« Louis XIV, un étranger ? » Sur les affiches du musée national de l’Histoire de l’immigration, placardées dans les couloirs du métro parisien, le message mis en avant – « C’est fou, tous ces étrangers qui ont fait l’Histoire de France » avec le portrait du Roi-Soleil en fond – n’a pas manqué de susciter la polémique. Si, au vu des nombreuses retombées médiatiques, l’opération de communication pour annoncer la réouverture prochaine de l’institution semble avoir fonctionné, cette campagne en dit long sur la vision que les différents dirigeants du musée se font de la France. D’autant plus que leur propagande ne s’arrête pas aux transports en commun. Dès l’entrée de la nouvelle exposition permanente, le slogan « Étrangers partout », inscrit en néons lumineux, donne le ton. S’ensuivent différentes pièces articulées autour de grandes dates de l’immigration, du Code Noir à l’immigration contemporaine.
Une propagande pro-migrants
Ce n’est pas la première fois que le musée national de l’Histoire de l’immigration crée la polémique avec ses campagnes de communication. Il y a dix ans déjà, en 2013, quatre affiches diffusées par le musée avaient elles aussi entraîné leur flot de réactions. Sur l’une d’elles, notamment, figurent des migrants qui descendent d’un bateau, accompagnés du slogan provocateur « Nos ancêtres n’étaient pas tous Gaulois ». Les trois autres mettent en avant l’apport positif de l’immigration avec les formules accrocheuses : « L’immigration, ça fait toujours des histoires », « Un Français sur quatre est issu de l’immigration » et « Ton grand-père dans un musée ». Cette campagne, tout comme celle sur Louis XIV, prouve bien que le musée de l’Immigration considère, depuis de nombreux années, la France comme un pays d’immigration, sans identité ni histoire et où l’étranger est la norme.

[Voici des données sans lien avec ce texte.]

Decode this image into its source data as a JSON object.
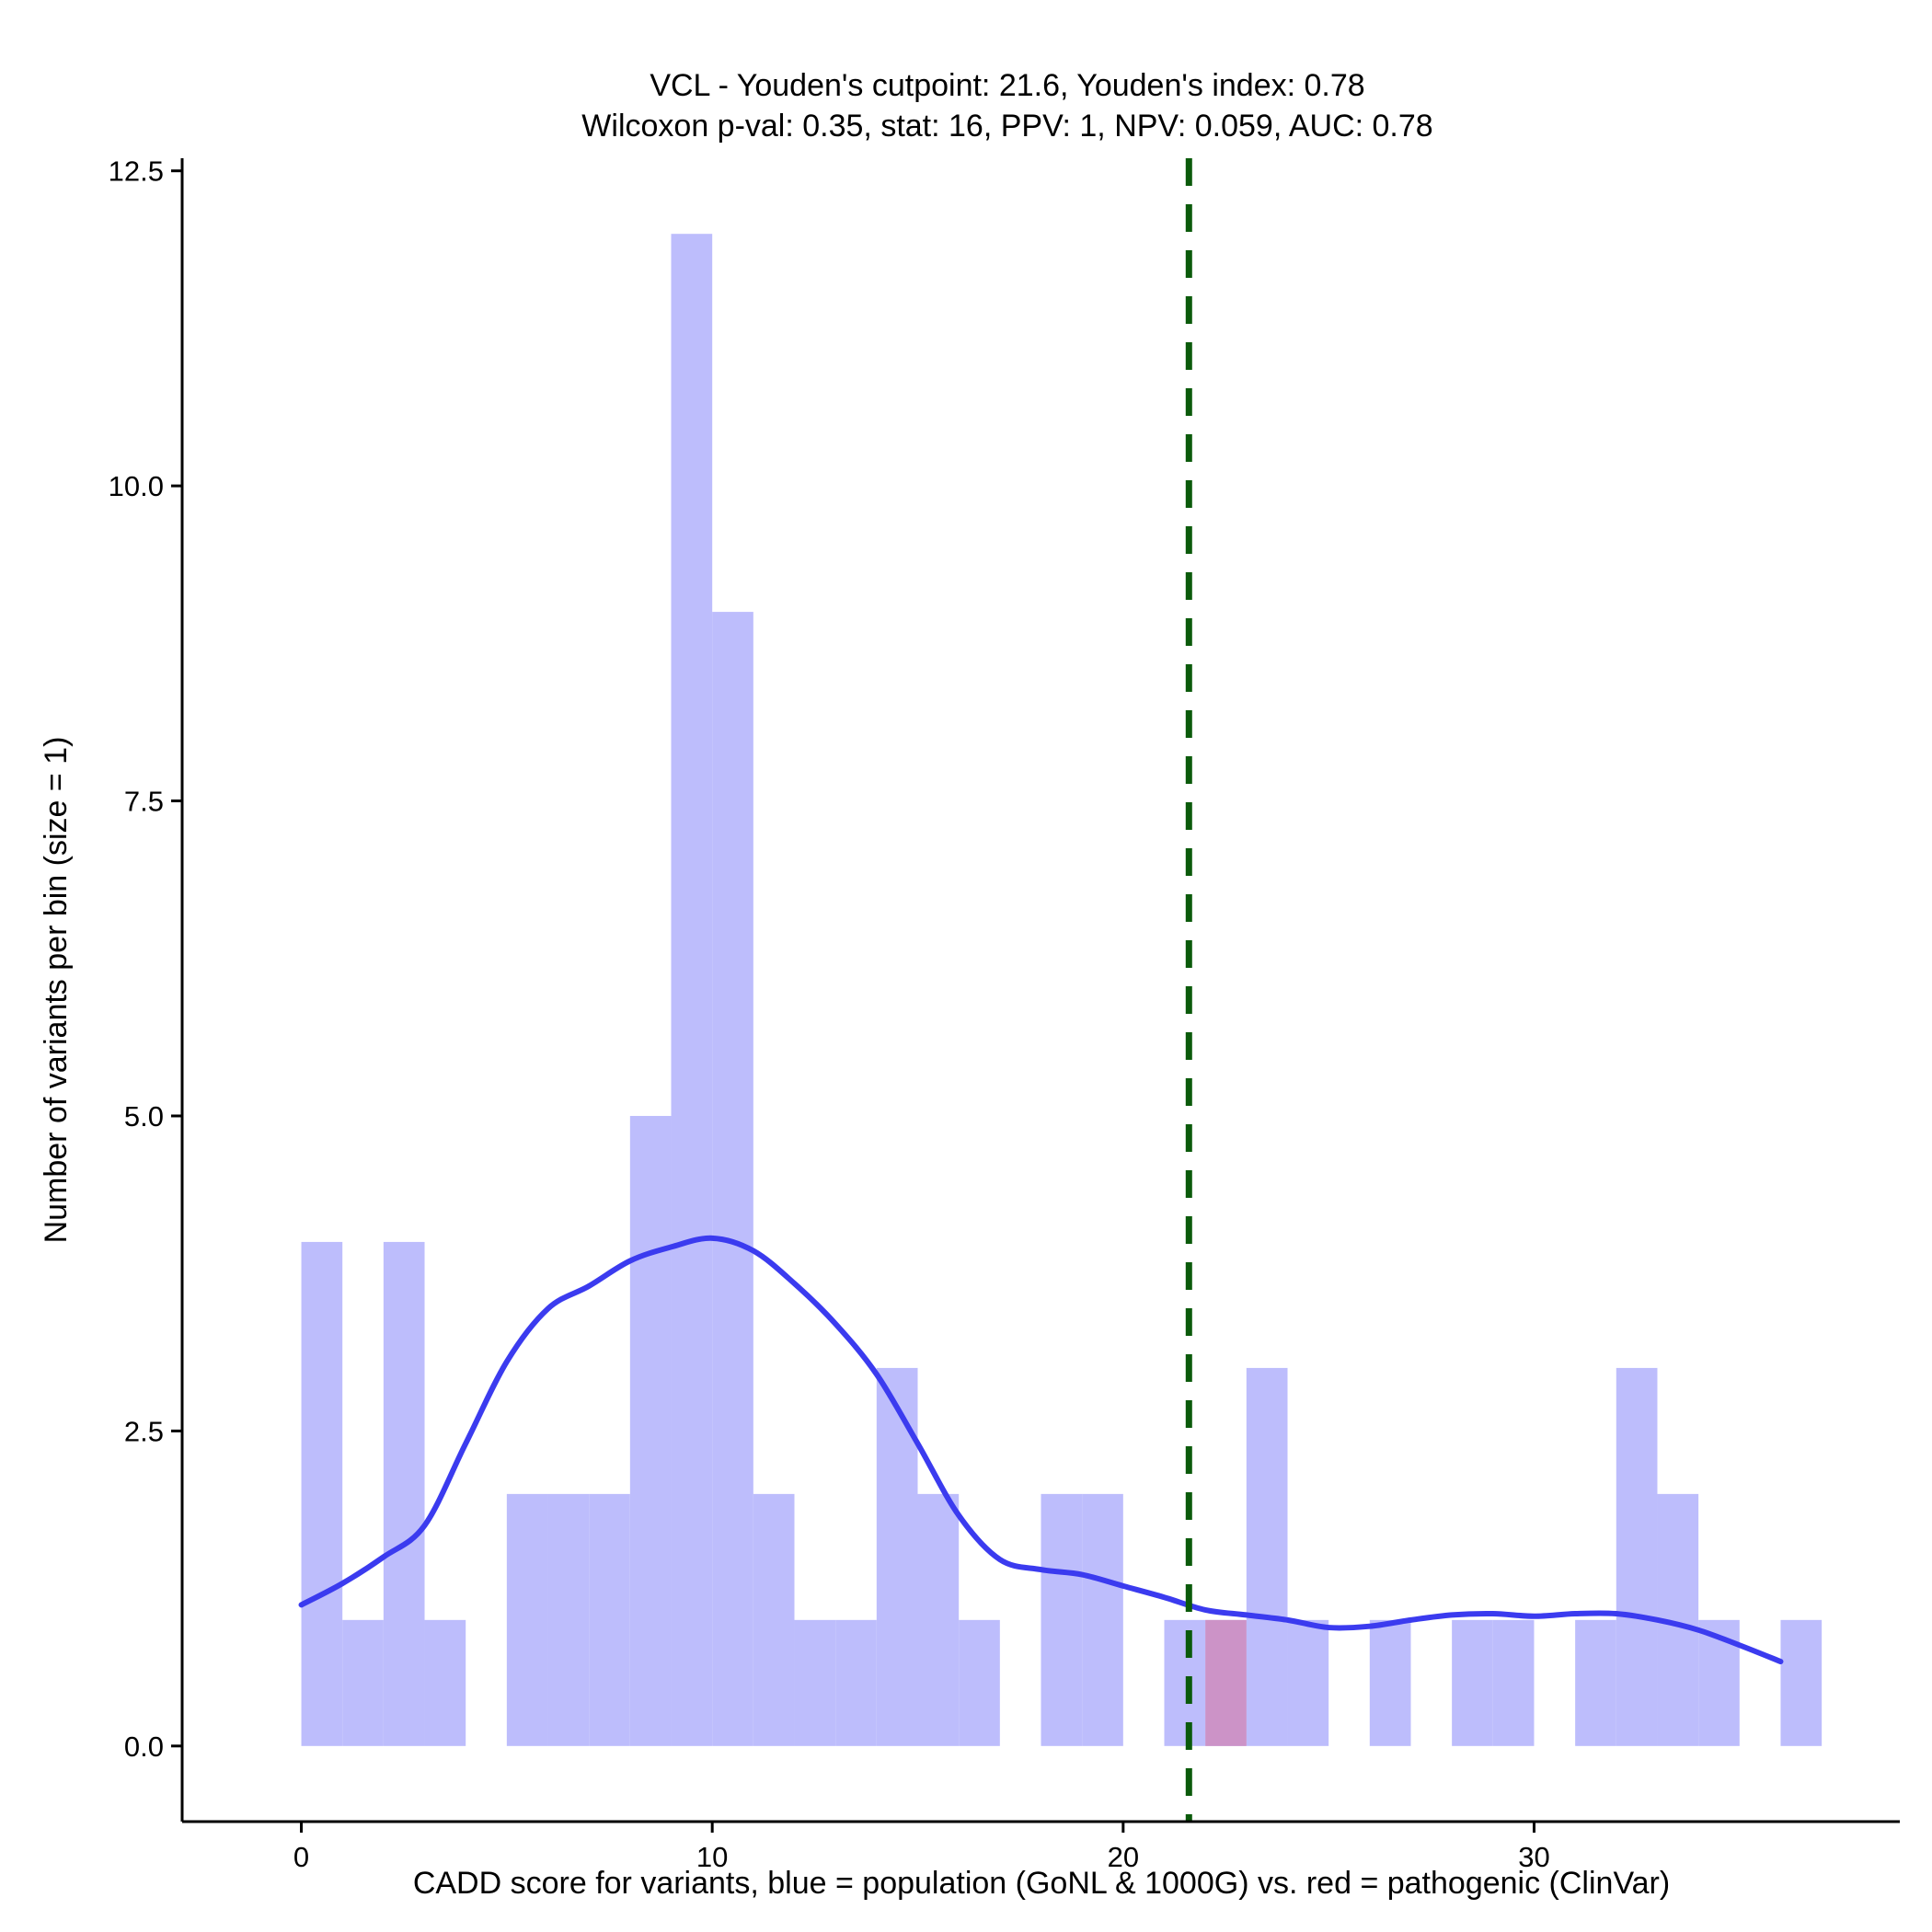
{
  "chart_data": {
    "type": "bar",
    "title": "VCL - Youden's cutpoint: 21.6, Youden's index: 0.78",
    "subtitle": "Wilcoxon p-val: 0.35, stat: 16, PPV: 1, NPV: 0.059, AUC: 0.78",
    "xlabel": "CADD score for variants, blue = population (GoNL & 1000G) vs. red = pathogenic (ClinVar)",
    "ylabel": "Number of variants per bin (size = 1)",
    "xlim": [
      -2.9,
      38.9
    ],
    "ylim": [
      -0.6,
      12.6
    ],
    "x_ticks": [
      0,
      10,
      20,
      30
    ],
    "y_ticks": [
      0.0,
      2.5,
      5.0,
      7.5,
      10.0,
      12.5
    ],
    "x_tick_labels": [
      "0",
      "10",
      "20",
      "30"
    ],
    "y_tick_labels": [
      "0.0",
      "2.5",
      "5.0",
      "7.5",
      "10.0",
      "12.5"
    ],
    "bin_width": 1,
    "series": [
      {
        "name": "population (GoNL & 1000G)",
        "color": "#bdbdfc",
        "bins": [
          {
            "x": 0,
            "count": 4
          },
          {
            "x": 1,
            "count": 1
          },
          {
            "x": 2,
            "count": 4
          },
          {
            "x": 3,
            "count": 1
          },
          {
            "x": 5,
            "count": 2
          },
          {
            "x": 6,
            "count": 2
          },
          {
            "x": 7,
            "count": 2
          },
          {
            "x": 8,
            "count": 5
          },
          {
            "x": 9,
            "count": 12
          },
          {
            "x": 10,
            "count": 9
          },
          {
            "x": 11,
            "count": 2
          },
          {
            "x": 12,
            "count": 1
          },
          {
            "x": 13,
            "count": 1
          },
          {
            "x": 14,
            "count": 3
          },
          {
            "x": 15,
            "count": 2
          },
          {
            "x": 16,
            "count": 1
          },
          {
            "x": 18,
            "count": 2
          },
          {
            "x": 19,
            "count": 2
          },
          {
            "x": 21,
            "count": 1
          },
          {
            "x": 22,
            "count": 1
          },
          {
            "x": 23,
            "count": 3
          },
          {
            "x": 24,
            "count": 1
          },
          {
            "x": 26,
            "count": 1
          },
          {
            "x": 28,
            "count": 1
          },
          {
            "x": 29,
            "count": 1
          },
          {
            "x": 31,
            "count": 1
          },
          {
            "x": 32,
            "count": 3
          },
          {
            "x": 33,
            "count": 2
          },
          {
            "x": 34,
            "count": 1
          },
          {
            "x": 36,
            "count": 1
          }
        ]
      },
      {
        "name": "pathogenic (ClinVar)",
        "color": "#cc90c4",
        "bins": [
          {
            "x": 22,
            "count": 1
          }
        ]
      }
    ],
    "density_curve": {
      "name": "population density (scaled)",
      "color": "#3b3bef",
      "points": [
        [
          0,
          1.12
        ],
        [
          1,
          1.29
        ],
        [
          2,
          1.5
        ],
        [
          3,
          1.75
        ],
        [
          4,
          2.4
        ],
        [
          5,
          3.05
        ],
        [
          6,
          3.47
        ],
        [
          7,
          3.65
        ],
        [
          8,
          3.85
        ],
        [
          9,
          3.96
        ],
        [
          10,
          4.03
        ],
        [
          11,
          3.93
        ],
        [
          12,
          3.67
        ],
        [
          13,
          3.35
        ],
        [
          14,
          2.95
        ],
        [
          15,
          2.4
        ],
        [
          16,
          1.83
        ],
        [
          17,
          1.48
        ],
        [
          18,
          1.4
        ],
        [
          19,
          1.36
        ],
        [
          20,
          1.27
        ],
        [
          21,
          1.18
        ],
        [
          22,
          1.08
        ],
        [
          23,
          1.04
        ],
        [
          24,
          1.0
        ],
        [
          25,
          0.94
        ],
        [
          26,
          0.95
        ],
        [
          27,
          1.0
        ],
        [
          28,
          1.04
        ],
        [
          29,
          1.05
        ],
        [
          30,
          1.03
        ],
        [
          31,
          1.05
        ],
        [
          32,
          1.05
        ],
        [
          33,
          1.0
        ],
        [
          34,
          0.92
        ],
        [
          35,
          0.8
        ],
        [
          36,
          0.67
        ]
      ]
    },
    "cutpoint": {
      "x": 21.6,
      "color": "#0b5a0b",
      "style": "dashed"
    }
  }
}
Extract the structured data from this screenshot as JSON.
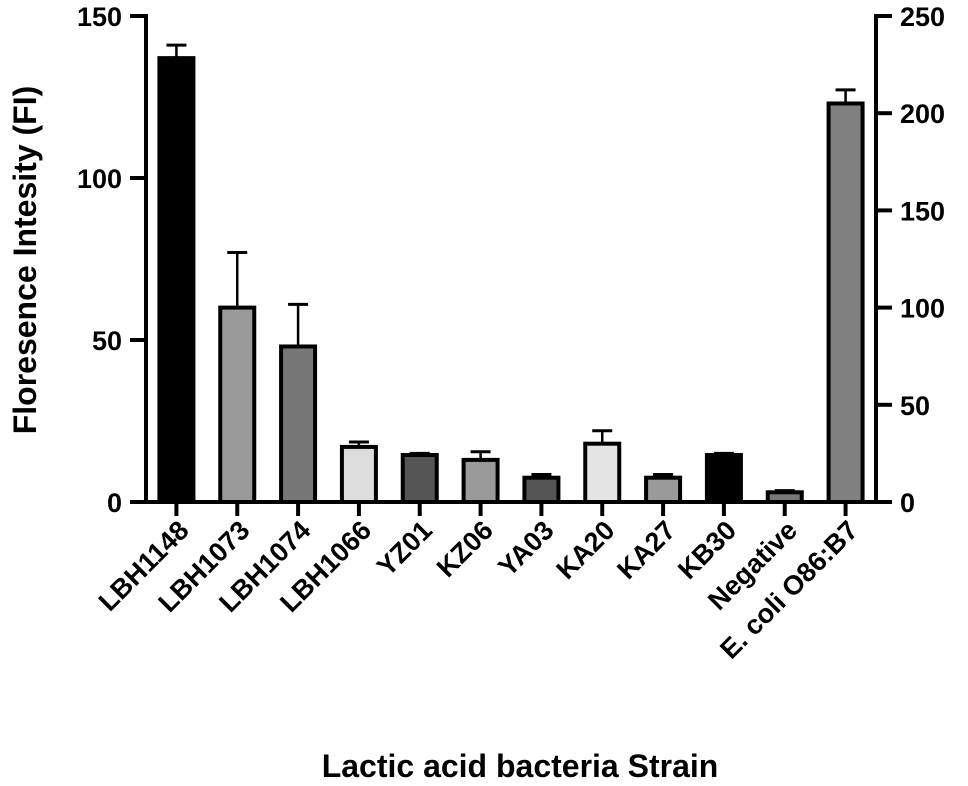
{
  "chart_data": {
    "type": "bar",
    "title": "",
    "xlabel": "Lactic acid bacteria Strain",
    "ylabel": "Floresence Intesity (FI)",
    "ylim": [
      0,
      150
    ],
    "y2lim": [
      0,
      250
    ],
    "yticks": [
      "0",
      "50",
      "100",
      "150"
    ],
    "y2ticks": [
      "0",
      "50",
      "100",
      "150",
      "200",
      "250"
    ],
    "grid": false,
    "legend": "none",
    "categories": [
      "LBH1148",
      "LBH1073",
      "LBH1074",
      "LBH1066",
      "YZ01",
      "KZ06",
      "YA03",
      "KA20",
      "KA27",
      "KB30",
      "Negative",
      "E. coli O86:B7"
    ],
    "values": [
      137,
      60,
      48,
      17,
      14.5,
      13,
      7.5,
      18,
      7.5,
      14.5,
      3,
      205
    ],
    "errors": [
      4,
      17,
      13,
      1.5,
      0.5,
      2.5,
      1,
      4,
      1,
      0.5,
      0.5,
      7
    ],
    "axis": [
      "left",
      "left",
      "left",
      "left",
      "left",
      "left",
      "left",
      "left",
      "left",
      "left",
      "left",
      "right"
    ],
    "colors": [
      "#000000",
      "#9a9a9a",
      "#777777",
      "#dcdcdc",
      "#555555",
      "#9a9a9a",
      "#555555",
      "#e4e4e4",
      "#9a9a9a",
      "#000000",
      "#777777",
      "#808080"
    ]
  }
}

Si cette communication étonne encore aujourd’hui, elle s’inscrit pourtant dans le projet politique – voire militant – des dirigeants successifs du musée de l’Immigration. Pap Ndiaye, à la tête de l’institution avant de rejoindre l’Éducation nationale, expliquait ainsi : « Notre mission est de faire de l’immigration un élément central de l’Histoire nationale. » Constance Rivière, actuellement à la tête du musée, ajoutait récemment vouloir « changer le regard sur l’immigration ».
Où sont les visiteurs ?
Mais bien que cette propagande fasse couler beaucoup d’encre, force est de constater qu’après une quinzaine d’années d’existence, le palais de la Porte dorée peine à trouver son public. C’est le moins que l’on puisse dire… Si l’institution affiche fièrement, dans son dernier rapport d’activité, le nombre de 248.888 visiteurs sur les sept mois d’ouverture en 2021, à y regarder de plus près, il semblerait que seule une minorité – 48.834 – ait pris un billet pour le musée de l’Immigration. La grande majorité des visiteurs – 155.810 – a préféré profiter de l’Aquarium tropical, abrité au même endroit. Et difficile, pour le musée, de plaider l’excuse du Covid et des divers confinements et fermetures. Les chiffres de 2019, avant la pandémie, sont tout aussi faibles. À cette époque, seuls 143.000 visiteurs environ ont arpenté les couloirs du musée de l’Immigration. Et ce, alors que cette même année, 242.000 personnes ont profité de l’aquarium voisin. Une fréquentation d’autant plus faible qu’une grande part des visiteurs du musée de l’Immigration – 68 % des groupes en 2021 – sont des groupes scolaires.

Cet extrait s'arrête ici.